Neighboring Puntland is a semi-autonomous area known increasingly as a center of piracy and kidnapping.
In a statement on Wednesday, the United Nations Development Program said a suicide bomber had entered its compound in Hargeisa and there were known casualties and deaths but the agency gave no precise figures.
The attack may have been timed to coincide with a meeting in Nairobi, Kenya, between Somalia’s transitional leaders and foreign forces supporting them. Militant Islamic groups were not invited to the talks and organizations such as the Shabab have shunned the discussions. The militant group says it wants to turn Somalia into an Islamic state and has demanded the withdrawal of Ethiopian troops.
Ethiopian forces have been backing Somalia’s transitional government and have been one of the targets of previous suicide attacks claimed by the Shabab. Last year, there were several suicide attacks on Ethiopian-Somali government army bases, but a coordinated assault with five suicide attacks in a single day was unprecedented.
Witnesses in Hargeisa said that many of the buildings that had been hit were badly damaged and dozens of people had been killed or wounded.
In the port of Bosasso, two huge blasts rocked the city as suicide bombers attacked two offices of the Puntland security forces at around 10:20 a.m., killing a woman cleaner and injuring six soldiers, residents and officials said.
At a news conference after the attacks, the Puntland president, Mohamoud Mose Hersi, blamed the bombings on terrorists seeking to jeopardize Puntland’s security.

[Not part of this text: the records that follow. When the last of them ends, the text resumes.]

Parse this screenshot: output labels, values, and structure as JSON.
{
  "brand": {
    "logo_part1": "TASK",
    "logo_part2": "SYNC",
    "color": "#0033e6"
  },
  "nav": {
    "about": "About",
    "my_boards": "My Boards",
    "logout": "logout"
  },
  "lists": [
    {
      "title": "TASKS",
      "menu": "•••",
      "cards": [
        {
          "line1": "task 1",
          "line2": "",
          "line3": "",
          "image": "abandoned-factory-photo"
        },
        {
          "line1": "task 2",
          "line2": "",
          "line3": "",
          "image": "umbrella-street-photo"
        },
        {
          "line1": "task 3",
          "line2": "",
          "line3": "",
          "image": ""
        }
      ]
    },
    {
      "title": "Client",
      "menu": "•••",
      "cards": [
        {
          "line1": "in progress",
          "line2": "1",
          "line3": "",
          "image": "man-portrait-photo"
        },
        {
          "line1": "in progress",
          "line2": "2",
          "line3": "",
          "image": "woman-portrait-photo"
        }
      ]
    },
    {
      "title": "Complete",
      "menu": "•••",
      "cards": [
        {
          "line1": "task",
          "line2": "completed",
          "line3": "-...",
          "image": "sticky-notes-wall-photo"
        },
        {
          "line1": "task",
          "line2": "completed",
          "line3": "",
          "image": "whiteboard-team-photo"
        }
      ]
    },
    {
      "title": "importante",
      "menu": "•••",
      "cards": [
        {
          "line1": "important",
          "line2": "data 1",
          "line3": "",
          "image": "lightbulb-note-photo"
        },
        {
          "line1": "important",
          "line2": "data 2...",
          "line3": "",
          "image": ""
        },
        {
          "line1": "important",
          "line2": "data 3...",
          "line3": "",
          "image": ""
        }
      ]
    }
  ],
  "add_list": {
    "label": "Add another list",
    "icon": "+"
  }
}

“It was two shocking blasts that we haven’t seen before,” he said, accusing outsiders of carrying out the attacks. “We know their faces and they are not Puntlanders.” The first bomb exploded at a security service intelligence office close to the presidential palace in Puntland, according to residents and officials. Two minutes later, another explosion hit the agency’s office in the Laanta Hawada neighborhood, killing one intelligence officer and injuring six.
Mohamoud Awale, a resident of Bosasso, said he saw a speeding car drive into one of the offices. “I was really very shocked, because I haven’t witnessed such a catastrophic event.” Mr. Awale said.
Hawa Mohamoud, a 40-year-old resident with four children, said: “When I heard the explosions, I realized that we were under attack. I don’t know where I can go with these children and it seems that our turn for the insecurity has come.”
Somaliland broke with Somalia in the early 1990s and Puntland declared itself semi-autonomous in 1998.

Mohammed Ibrahim reported from Mogadishu, Somalia. Jeffrey Gettleman reported from Nairobi, Kenya.